Alle cinque del pomeriggio di un ottobre insolitamente caldo, i tavolini del Café Restaurante Martinho da Arcada sono quasi deserti e il cameriere passa veloce uno straccio sulle spalliere delle sedie che attendono clienti. Camicia bianca e papillon nero, l’uomo mi guarda senza vedermi ma quando gli rivolgo la parola, in un grammelot immaginifico che miscela italiano e spagnolo e tracce di francese, il suo viso si fa sorridente e lo sguardo gentile.
E’ qui il signor Pessoa? gli chiedo allungando all’insù gli angoli della bocca.
Ora no, dice lui sorridendo di rimando, ma è facile trovarlo qui alla sera…

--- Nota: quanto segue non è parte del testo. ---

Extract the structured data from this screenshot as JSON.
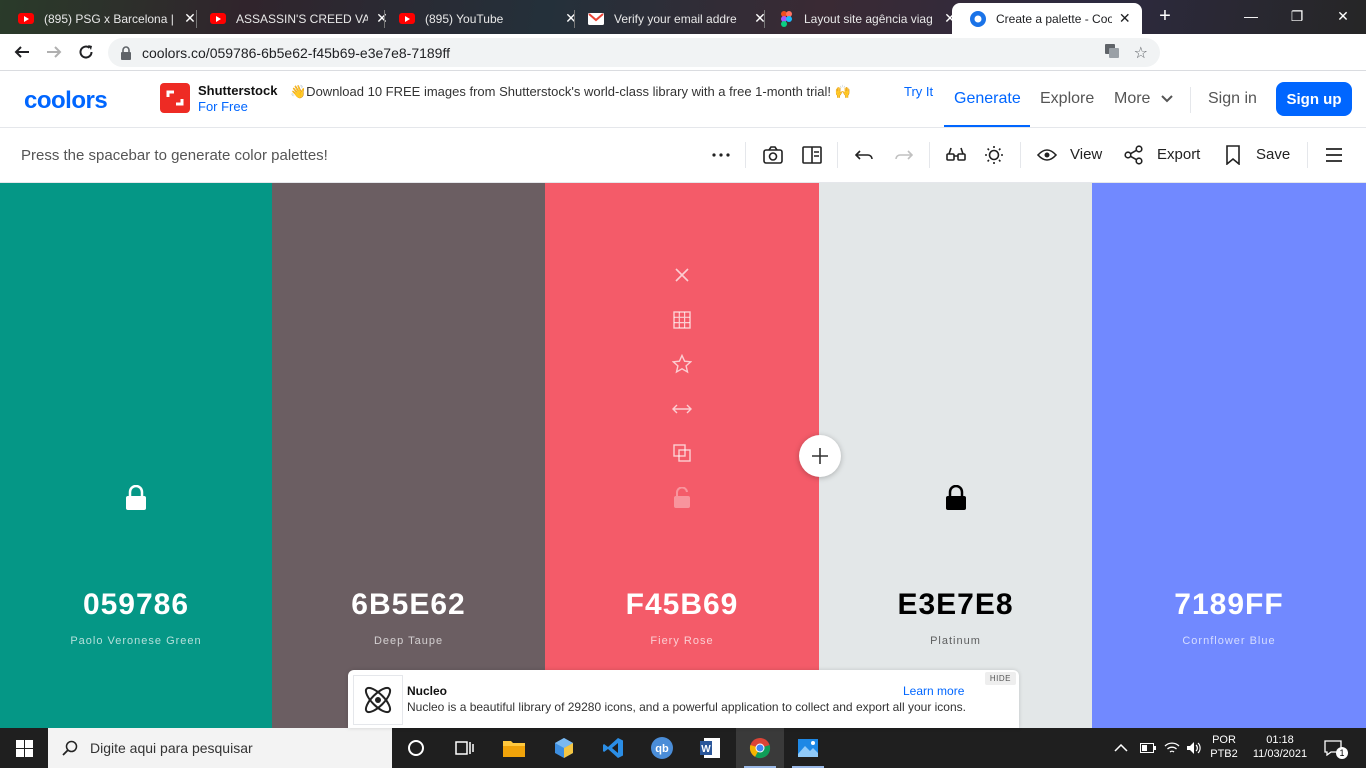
{
  "browser": {
    "tabs": [
      {
        "title": "(895) PSG x Barcelona |",
        "icon": "youtube-icon"
      },
      {
        "title": "ASSASSIN'S CREED VAL",
        "icon": "youtube-icon"
      },
      {
        "title": "(895) YouTube",
        "icon": "youtube-icon"
      },
      {
        "title": "Verify your email addre",
        "icon": "gmail-icon"
      },
      {
        "title": "Layout site agência viag",
        "icon": "figma-icon"
      },
      {
        "title": "Create a palette - Coolo",
        "icon": "coolors-icon",
        "active": true
      }
    ],
    "url": "coolors.co/059786-6b5e62-f45b69-e3e7e8-7189ff"
  },
  "header": {
    "logo": "coolors",
    "ad": {
      "brand": "Shutterstock",
      "brand_sub": "For Free",
      "text": "👋Download 10 FREE images from Shutterstock's world-class library with a free 1-month trial! 🙌",
      "cta": "Try It"
    },
    "nav": {
      "generate": "Generate",
      "explore": "Explore",
      "more": "More",
      "signin": "Sign in",
      "signup": "Sign up"
    }
  },
  "toolbar": {
    "hint": "Press the spacebar to generate color palettes!",
    "view": "View",
    "export": "Export",
    "save": "Save"
  },
  "palette": {
    "colors": [
      {
        "hex": "059786",
        "name": "Paolo Veronese Green",
        "color": "#059786",
        "text_theme": "light",
        "locked": true
      },
      {
        "hex": "6B5E62",
        "name": "Deep Taupe",
        "color": "#6B5E62",
        "text_theme": "light",
        "locked": false
      },
      {
        "hex": "F45B69",
        "name": "Fiery Rose",
        "color": "#F45B69",
        "text_theme": "light",
        "locked": false,
        "hovered": true
      },
      {
        "hex": "E3E7E8",
        "name": "Platinum",
        "color": "#E3E7E8",
        "text_theme": "dark",
        "locked": true
      },
      {
        "hex": "7189FF",
        "name": "Cornflower Blue",
        "color": "#7189FF",
        "text_theme": "light",
        "locked": false
      }
    ]
  },
  "adcard": {
    "title": "Nucleo",
    "description": "Nucleo is a beautiful library of 29280 icons, and a powerful application to collect and export all your icons.",
    "learn_more": "Learn more",
    "hide": "HIDE"
  },
  "taskbar": {
    "search_placeholder": "Digite aqui para pesquisar",
    "language": "POR",
    "layout": "PTB2",
    "time": "01:18",
    "date": "11/03/2021",
    "notifications": "1"
  }
}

A Lisbona sono venuta alla ricerca di fantasmi e nella memoria le pagine del Romanzo dell’Inquietudine si mescolano alla voce di Teresa Salgueiro e alle musiche dei Madredeus, filtrati dallo sguardo sognante di Wenders.
Stereotipi e inediti si sono mescolati, lasciando in bocca un sapore delizioso: Pessoa e Amalia, vinho tinto e ginginha, Wenders e Oliveira, Tabucchi e Andrade, bacalhau e pastelas, convincimenti e scoperte.
Ho camminato a lungo per i saliscendi di questa città che, come la vita, è tutta ripide salite e improvvise discese e danno all’andatura un ritmo giocoforza lento, che invita alla riflessione.
E in ogni via, dietro ogni angolo, ho cercato di scorgere la figura goffa e imponente del dottor Pereira, il Pereira del ritrovato orgoglio e amore di sé, si intende.
Perché vai ad Oporto? mi aveva chiesto qualcuno.
Per ritrovare la testa perduta di Damasceno Monteiro, avevo risposto io.
Non capì, ed io smisi di desiderare il suo corpo.
Cinque giorni non bastano a farti conoscere un popolo, ma a volte sono sufficienti per lasciarti il desiderio di saperne di più.
Occhi e capelli scuri, conquistati e conquistatori: i portoghesi sono sempre educati e gentili e sorridono con pazienza alla turista zuccona che fatica a capire e che dal cilindro della memoria riesuma una mescolanza di italiano, francese, spagnolo e perfino inglese, che cammina con il naso per aria e sobbalza sul 28 mentre i pensieri prendono una piega triste e i ricordi si fanno feroci.
Ripide salite e improvvise discese: le vie di Lisbona invitano a prendersi tempo: si sale e si scende, si cammina molto e si pensa altrettanto, senza fretta, fra un liberty cadente e una bottega che pare uscita da una cartolina di 50 anni fa.
I gesti si fanno morbidi, il passo diventa strascicato come la cadenza della lingua lusitana.
Basta però svoltare l’angolo e ci si ritrova nella modernità, mai sguaiata e aggressiva, ma quasi stemperata per non ferire i lineamenti di una vecchia signora che resiste alle tentazioni del bisturi e che per alleviare le rughe cala solo un po’ la veletta davanti agli occhi.